PUTRAJAYA, May 22: The Communications and Multimedia Ministry will set up a legal team to consider whether to amend or repeal the Anti-Fake News Act 2018 that was passed in April this year, said the new minister, Gobind Singh Deo.
Gobind Singh, a lawyer himself, said he would sit together with the team to look into matters related to the Act before submitting a proposal to Prime Minister Tun Dr Mahathir Mohamad.
“I think a lot of people want to know what fake news is, who decides that. I have always maintained that the Anti-Fake News Act was put through Parliament in a rush. It was not well thought over. At the end of the day, these laws are too broad and capable of being abused.
“This is the reason why I said we need to look into it,” said the Puchong MP, who clocked in at 8.15 am at the ministry today.
Gobind Singh, attired in a black suit with a red striped tie, was greeted by the ministry’s secretary-general Tan Sri Dr Sharifah Zarah Syed Ahmad and other senior officers. Also present was Malaysian National News Agency (Bernama) chief executive officer Datuk Zulkefli Salleh.
When pointed out that other countries were using the Anti-Fake News Act as a platform to prevent the spread of misinformation, Gobind Singh said that even before the Anti-Fake News Act was passed there were other laws in place in Malaysia which could deal with a fake-news situation if it arose.
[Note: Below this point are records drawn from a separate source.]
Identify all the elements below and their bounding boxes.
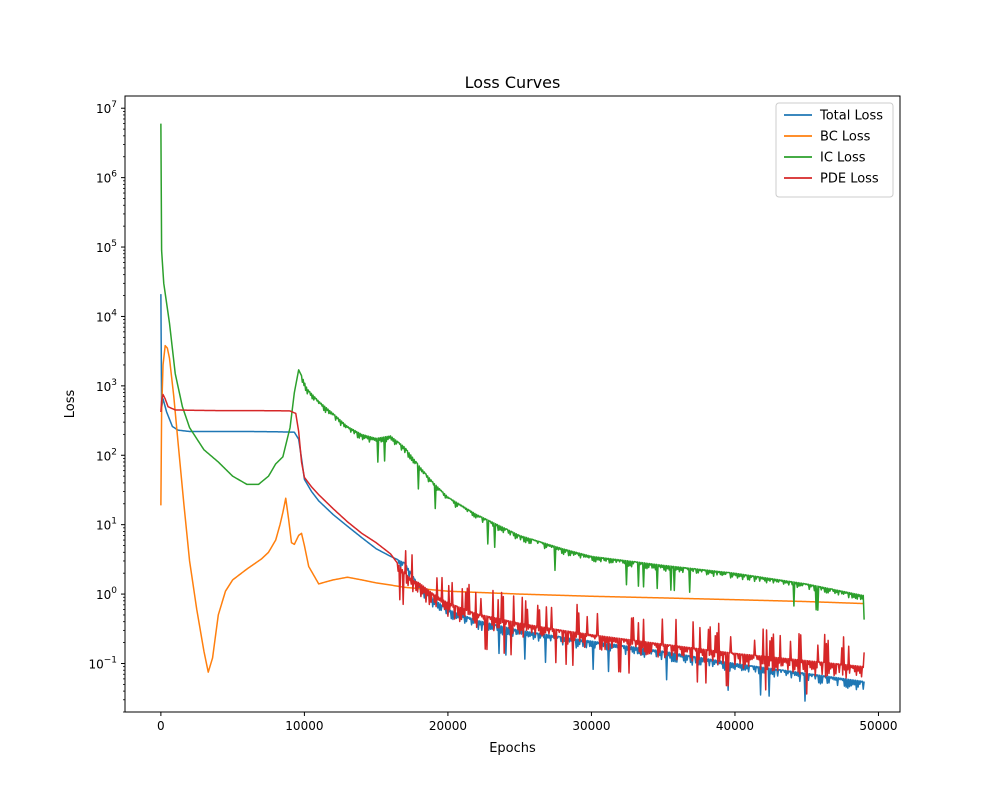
chart-title: Loss Curves [465, 73, 561, 92]
y-tick-exponent: 1 [111, 517, 117, 527]
x-tick-label: 20000 [429, 719, 467, 733]
y-axis-label: Loss [63, 390, 78, 419]
y-tick-exponent: 6 [111, 170, 117, 180]
y-tick-base: 10 [96, 449, 111, 463]
y-tick-exponent: 0 [111, 586, 117, 596]
y-tick-label: 104 [96, 308, 117, 324]
y-tick-label: 10−1 [88, 655, 117, 671]
plot-area-frame [124, 95, 901, 713]
legend-label: BC Loss [820, 130, 871, 145]
x-tick-label: 50000 [859, 719, 897, 733]
y-tick-label: 101 [96, 517, 117, 533]
y-tick-label: 105 [96, 239, 117, 255]
y-tick-label: 100 [96, 586, 117, 602]
y-tick-base: 10 [96, 588, 111, 602]
y-tick-exponent: 5 [111, 239, 117, 249]
y-tick-base: 10 [96, 102, 111, 116]
y-tick-base: 10 [96, 241, 111, 255]
x-axis-ticks: 0 10000 20000 30000 40000 50000 [157, 712, 898, 733]
y-tick-base: 10 [88, 657, 103, 671]
x-tick-label: 10000 [285, 719, 323, 733]
legend-label: IC Loss [820, 151, 866, 166]
series-line-bc-loss [160, 344, 865, 673]
series-line-ic-loss [160, 123, 865, 620]
y-tick-base: 10 [96, 310, 111, 324]
x-tick-label: 30000 [572, 719, 610, 733]
legend: Total Loss BC Loss IC Loss PDE Loss [775, 102, 894, 198]
y-tick-exponent: 3 [111, 378, 117, 388]
x-axis-label: Epochs [489, 741, 536, 756]
x-tick-label: 0 [157, 719, 165, 733]
legend-label: Total Loss [819, 109, 883, 124]
y-tick-label: 106 [96, 170, 117, 186]
y-tick-exponent: −1 [104, 655, 117, 665]
x-tick-label: 40000 [716, 719, 754, 733]
y-tick-label: 107 [96, 100, 117, 116]
y-tick-label: 103 [96, 378, 117, 394]
series-line-pde-loss [160, 393, 865, 695]
y-tick-base: 10 [96, 519, 111, 533]
y-tick-label: 102 [96, 447, 117, 463]
y-tick-exponent: 7 [111, 100, 117, 110]
y-tick-base: 10 [96, 380, 111, 394]
y-tick-base: 10 [96, 172, 111, 186]
series-layer [160, 123, 865, 702]
y-tick-exponent: 2 [111, 447, 117, 457]
legend-label: PDE Loss [820, 172, 879, 187]
legend-box [775, 102, 894, 198]
series-line-total-loss [160, 294, 865, 702]
y-tick-exponent: 4 [111, 308, 117, 318]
“The question is whether we can tweak those laws. This is the problem that exists (with regard to) the need for media regulation today. Our concern was when the tabling of the Bill by the previous government was done in haste and was not well thought over. The law can be misinterpreted, and I don’t think that is how a law should be made.
“The law must be specific so that judges and investigators, who need to apply the law later, must understand it. That is why we must move forward,” he said, adding that he would engage with non-governmental bodies and media agencies to hear their views as well.
Besides the Anti-Fake News Act, Gobind Singh said, there were also other laws that needed to be looked into such as the Sedition Act, the Printing Presses and Publications Act, the Malaysian Communications and Multimedia Commission Act, and areas in the Penal Code which restricted freedom of speech.
He said it was a different approach by the Pakatan Harapan government, to be fully committed to building a system whereby media reporting was done without fear or favour.
“These are Acts I am looking at and, hopefully, when we consider repealing or amending the law, we want to get feedback from reporters. Many reporters have come up individually and told me about ways to improve some laws.
“Criticisms are welcome. We want to move forward and want to know honest opinions. Reporters can come and see me, to see how we can move forward,” Gobind Singh said.
Asked if some laws were redundant, he said the ministry would streamline laws that were redundant and overlapping since the Federal Constitution also mentioned freedom of speech and expression.
“Of course, there is no absolute freedom since there is a boundary in the law as stated in the Constitution itself. We need to look at how the laws need to be updated as technology and media reporting is moving fast compared to 20 years ago. These areas are important. These laws need to be revised to be brought up to date, and there’s a greater need for freedom of the press,” he said.
Gobind Singh said the establishment of a media council and enhancing media freedom were among his main agendas as spelt out in the Pakatan Harapan election manifesto and which had to be delivered within the first 100 days of the new administration.
“Media freedom is my priority. I have given my commitment again that there will be freedom on the part of the reporters to report news as it is. I was informed that all this while there have been certain constraints imposed on how the news will be reported. The content is always there but what comes out has always been questionable,” he said.
On the setting up of a media council, Gobind Singh said he would discuss the matter with Dr Mahathir before moving ahead as several issues needed to be ironed out.
“Discussions are ongoing on the proposals and how it should be formed, who it should consist of, and its terms of reference. The most important thing is to deliver at the end of the day,” he said after he had attended a briefing for almost two hours.
On the Malaysian Communications and Multimedia Commission, Gobind Singh said that although there could be some changes, he would review several laws and look into problems following several complaints against the MCMC recently.
Gobind Singh said the ministry also discussed ways to improve broadband services, on which it had received numerous complaints, to see if the ministry could double the speed with half the price to benefit Malaysians in the long run.